Mental Health

How mindful ageing helps our health

Back in the day when I used to attend group therapy for my anxiety, I got a chance to listen to older adults sharing their thoughts, experiences and struggles with their mental health. Many of those struggles related to anxiety people experience as they age. That fear and uncertainty, worrying about family members are inevitable part of ageing, but honestly after a while I stopped attending those sessions having realized that they only brought me closer to my own fears and elevated my anxiety. 

The problem here, besides normal yet quite painful emotions, is our negative perception of ageing.  Stigmatizing the process of ageing has become a norm in our society. Age is something we tend to be ashamed of, as well as something we consciously or subconsciously try to fight. But I think instead of creating panic around the natural and completely normal process we should put more effort into creating comfortable conditions for people to welcome any changes in their lives, whether they come with age or anything else. 

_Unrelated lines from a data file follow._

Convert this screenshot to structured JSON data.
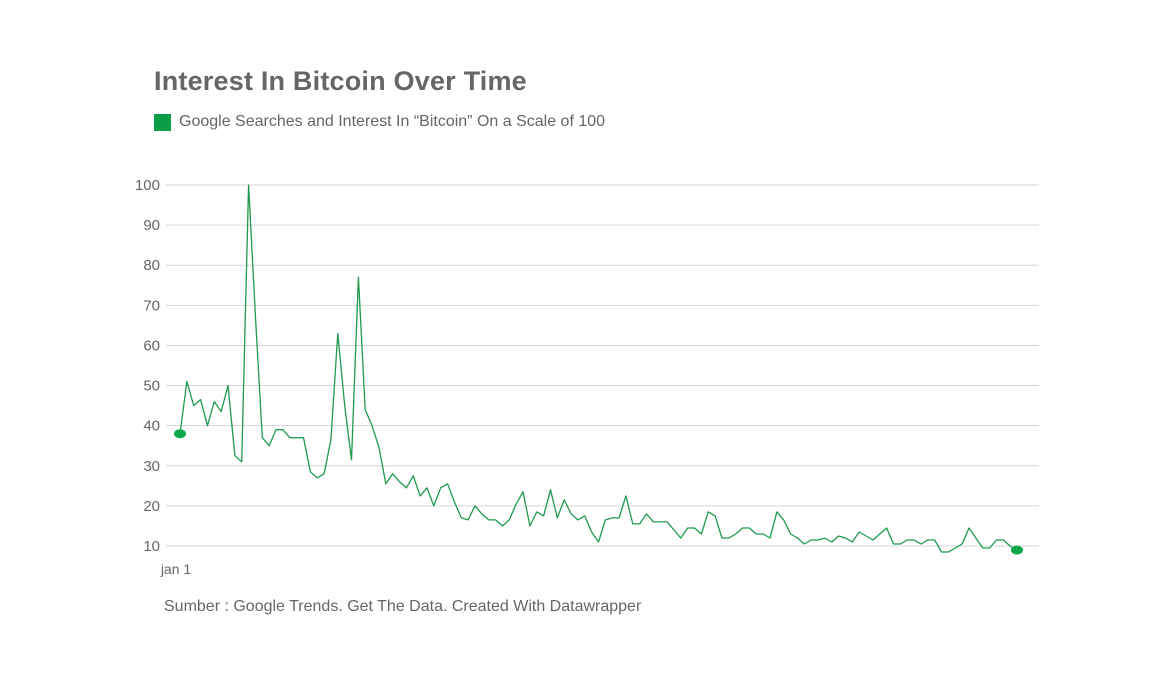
{
  "title": "Interest In Bitcoin Over Time",
  "legend": {
    "label": "Google Searches and Interest In “Bitcoin” On a Scale of 100",
    "color": "#0a9c47"
  },
  "source": "Sumber : Google Trends. Get The Data. Created With Datawrapper",
  "colors": {
    "line": "#1f9a4f",
    "marker": "#0aa84a",
    "grid": "#d6d6d6",
    "text": "#666666"
  },
  "chart_data": {
    "type": "line",
    "title": "Interest In Bitcoin Over Time",
    "xlabel": "",
    "ylabel": "",
    "x_tick_labels": [
      "jan 1"
    ],
    "y_ticks": [
      10,
      20,
      30,
      40,
      50,
      60,
      70,
      80,
      90,
      100
    ],
    "ylim": [
      10,
      100
    ],
    "grid": true,
    "legend_position": "top-left",
    "series": [
      {
        "name": "Google Searches and Interest In “Bitcoin” On a Scale of 100",
        "values": [
          38,
          51,
          45,
          46.5,
          40,
          46,
          43.5,
          50,
          32.5,
          31,
          100,
          67,
          37,
          35,
          39,
          39,
          37,
          37,
          37,
          28.5,
          27,
          28,
          36.5,
          63,
          45,
          31.5,
          77,
          44,
          40,
          34.5,
          25.5,
          28,
          26,
          24.5,
          27.5,
          22.5,
          24.5,
          20,
          24.5,
          25.5,
          21,
          17,
          16.5,
          20,
          18,
          16.5,
          16.5,
          15,
          16.5,
          20.5,
          23.5,
          15,
          18.5,
          17.5,
          24,
          17,
          21.5,
          18,
          16.5,
          17.5,
          13.5,
          11,
          16.5,
          17,
          17,
          22.5,
          15.5,
          15.5,
          18,
          16,
          16,
          16,
          14,
          12,
          14.5,
          14.5,
          13,
          18.5,
          17.5,
          12,
          12,
          13,
          14.5,
          14.5,
          13,
          13,
          12,
          18.5,
          16.5,
          13,
          12,
          10.5,
          11.5,
          11.5,
          12,
          11,
          12.5,
          12,
          11,
          13.5,
          12.5,
          11.5,
          13,
          14.5,
          10.5,
          10.5,
          11.5,
          11.5,
          10.5,
          11.5,
          11.5,
          8.5,
          8.5,
          9.5,
          10.5,
          14.5,
          12,
          9.5,
          9.5,
          11.5,
          11.5,
          10,
          9
        ]
      }
    ],
    "markers": [
      "first",
      "last"
    ]
  }
}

That is when mindfulness comes into play.

What is mindfulness

Mindfulness is moment-by-moment awareness of our thoughts, feelings, bodily sensations, and surrounding environment, accompanied by focus and calm. This awareness should exclude judgement that usually comes in when we experience something, as it often leads to the inner conflict: when we think we don't like or don't want something, but we can do nothing about it. 

Mindful ageing is a coping mechanism for dealing with struggles and changes. It is about acceptance of the positive and negative aspects of getting older. 

What are the benefits of mindful ageing

Benefits of mindfulness among those aged 65+, according to research:

  • Improved sleep quality
  • Improved memory retention
  • Lower blood pressure
  • Reduced stress and anxiety
  • Improved coping with chronic illnesses
  • Lower risk for depression.

How to practice mindfulness

As any other healthy habit mindfulness requires patience and consistency. Here are some basic recommendations to start practicing mindfulness today.

  • Meditate at least 10 minutes a day
  • Learn to accept the realities of aging
  • Work on letting go of things that upset you
  • Try to eliminate phrases like "I am too old to...".

More information on mindful ageing and its benefits is presented on the infographic, kindly provided by Be Independent Home Care.

Last but not least, it is never too early or too late to start practicing mindfulness. The earlier we start the more chances are we will be able to benefit from our ability to stay in control of our minds aka our lives.